David Robledo

Stories from the Coastal Zone: Communicating the Science of Small-Scale Fisheries

David Robledo
Science and Technical Communications Expert, Environmental Advocate
2020 Fulbright U.S. Student to Costa Rica

David Robledo is an expert on science communication with a passion for environmental sustainability. He pursued his doctoral research in Costa Rica with the help of the Fulbright Program.

Robledo, who identifies as Hispanic and hails from a farmworker family in South Texas, embarked on a journey to graduate school after raising his own family. His firsthand experience underscores the challenges that students with family and work responsibilities encounter while pursuing advanced degrees. Moreover, he possesses a profound understanding of the significance of research in addressing the needs of individuals who may otherwise be overlooked or forgotten.

"I was doing a lot of environmental work with farmers markets and small-scale businesses while I raised my children,” Robledo told Texas Tech Today. He had worked in media and as a communications adviser to promote environmental and food sustainability while being a full-time father, and decided to go back to school to sharpen his skills. He identified a doctoral program in technical communication and rhetoric at Texas Tech University that combined his communications background with his commitment to environmental conservation.

Robledo, whose grandfather was a fisher, focused his doctoral dissertation on an environmental issue close to his heart: small-scale fisheries. He applied for and received a Fulbright award to Costa Rica to conduct research with marine scientists who were investigating how the role of small-scale fisheries promote biodiversity. "Receiving a Fulbright award is a little like getting a ticket to the moon," Robledo said at the time. "You are not sure what to expect, but you know it is going to shift your perspective in irreversible ways."

His Fulbright year supported his Ph.D. research in new-media studies and science communication. Robledo investigated how marine scientists, policy makers, and small-scale fishers engaged on common challenges.

“Marine scientists and marine communication researchers are trying to find a way forward in the fishery depletion crisis that will reclaim the ocean biodiversity of past decades," he said. Robledo felt these initiatives have intense cultural and economic implications, since 40% of humanity lives in coastal zones.

He observed and interviewed small-scale fishers and labor organization leaders to document the biodiversity and nutrition economy benefits of the industry.
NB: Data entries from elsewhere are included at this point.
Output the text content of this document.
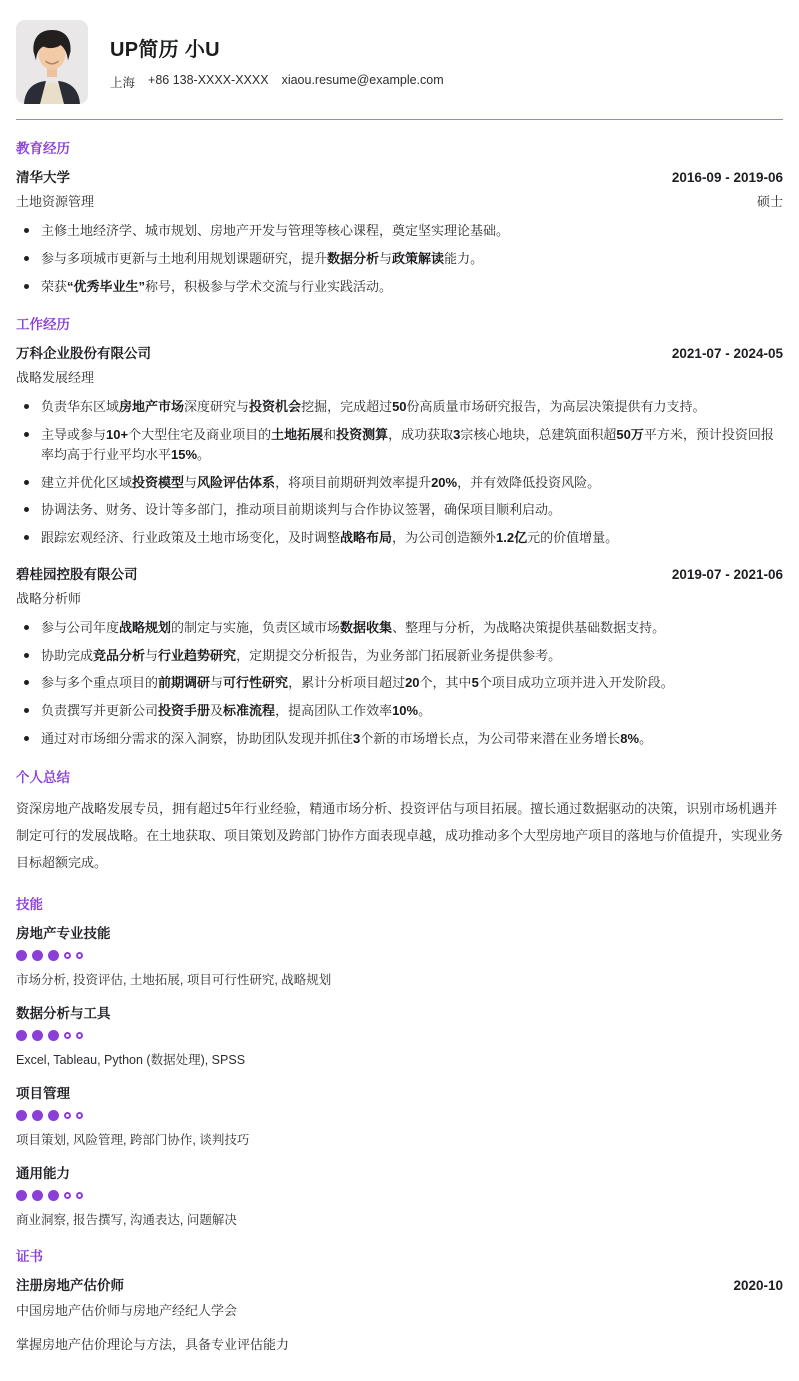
UP简历 小U
上海 +86 138-XXXX-XXXX xiaou.resume@example.com
教育经历
清华大学	2016-09 - 2019-06
土地资源管理	硕士
主修土地经济学、城市规划、房地产开发与管理等核心课程，奠定坚实理论基础。
参与多项城市更新与土地利用规划课题研究，提升数据分析与政策解读能力。
荣获“优秀毕业生”称号，积极参与学术交流与行业实践活动。
工作经历
万科企业股份有限公司	2021-07 - 2024-05
战略发展经理
负责华东区域房地产市场深度研究与投资机会挖掘，完成超过50份高质量市场研究报告，为高层决策提供有力支持。
主导或参与10+个大型住宅及商业项目的土地拓展和投资测算，成功获取3宗核心地块，总建筑面积超50万平方米，预计投资回报率均高于行业平均水平15%。
建立并优化区域投资模型与风险评估体系，将项目前期研判效率提升20%，并有效降低投资风险。
协调法务、财务、设计等多部门，推动项目前期谈判与合作协议签署，确保项目顺利启动。
跟踪宏观经济、行业政策及土地市场变化，及时调整战略布局，为公司创造额外1.2亿元的价值增量。
碧桂园控股有限公司	2019-07 - 2021-06
战略分析师
参与公司年度战略规划的制定与实施，负责区域市场数据收集、整理与分析，为战略决策提供基础数据支持。
协助完成竞品分析与行业趋势研究，定期提交分析报告，为业务部门拓展新业务提供参考。
参与多个重点项目的前期调研与可行性研究，累计分析项目超过20个，其中5个项目成功立项并进入开发阶段。
负责撰写并更新公司投资手册及标准流程，提高团队工作效率10%。
通过对市场细分需求的深入洞察，协助团队发现并抓住3个新的市场增长点，为公司带来潜在业务增长8%。
个人总结

资深房地产战略发展专员，拥有超过5年行业经验，精通市场分析、投资评估与项目拓展。擅长通过数据驱动的决策，识别市场机遇并制定可行的发展战略。在土地获取、项目策划及跨部门协作方面表现卓越，成功推动多个大型房地产项目的落地与价值提升，实现业务目标超额完成。

技能
房地产专业技能

市场分析, 投资评估, 土地拓展, 项目可行性研究, 战略规划

数据分析与工具

Excel, Tableau, Python (数据处理), SPSS

项目管理

项目策划, 风险管理, 跨部门协作, 谈判技巧

通用能力

商业洞察, 报告撰写, 沟通表达, 问题解决

证书
注册房地产估价师	2020-10
中国房地产估价师与房地产经纪人学会
掌握房地产估价理论与方法，具备专业评估能力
He found that constraints, such as week-long stretches when the fishing is poor, and environmental factors such as rough tides, high velocity winds, and almost daily downpours or storms in season, introduce persistent limitations on the small-scale fishers in Costa Rica. This limits the extraction of fish but also promotes biodiversity.

"These fisheries are important to cultural economies, small cafés and seafood markets, to people who have made their livings in these ways for generations and generations,” he said. “My research is looking at this interconnection between marine scientists and small-scale fishers and how they support each other's work in order to bring ideas for policy that can improve fisheries in this time of collapse."

Returning to the United States, Robledo came back determined to use his science communication skills to tell the story of the people he worked with as a Fulbrighter, and also mentor others to communicate clearly about science and their own research. He shares his knowledge with groups like the Association of Teachers of Technical Writing, and has developed and taught curriculum for courses such as a National Science Foundation-funded course on “Engineering, the Environment, and the Community.”

Robledo also volunteers as a Fulbright Alumni Ambassador, where he is eager to mentor students who have worked or had families prior to college enrollment, and those from a Hispanic background, learn more about applying to the Fulbright Program. He also shares his knowledge on how to conduct research on workers who use traditional techniques, such as how to sensitively interview and engage local communities.

“Fulbright projects are chosen because the subjects under study are important to the world. Ultimately, the Fulbright legacy opens doors for research and teaching that otherwise might not present themselves,” Robledo said. “It's an experience that is defined by change, for the Fulbright scholar or teacher, and for the futures that they will follow.”

After his Fulbright, he spent six months working as a lecturer in science and engineering communication at MIT before becoming a lecturer in technical communication at Old Dominion University in 2023. During this time, he has shared his research in a policy brief, a conference paper on “Food Security and Biodiversity Repair,” and he has plans to make a documentary film about the global problems he studied and observed in Costa Rica.

Robledo credits the faculty and staff across Texas Tech University for his Fulbright experience, as well as his research affiliates in Costa Rica, including the National University of Costa Rica, University of Costa Rica's Center for Marine Science and Limnology Research, The Great Basin Institute, and CoopeSoliDar R.L. in San Jose, a labor organization that works with small-scale fishers.

Robledo is grateful for the “people, resources, organizations and more” who came together to support his research ideas. “This web of care and effort to ideas, in my opinion, is what a Fulbright award is really about."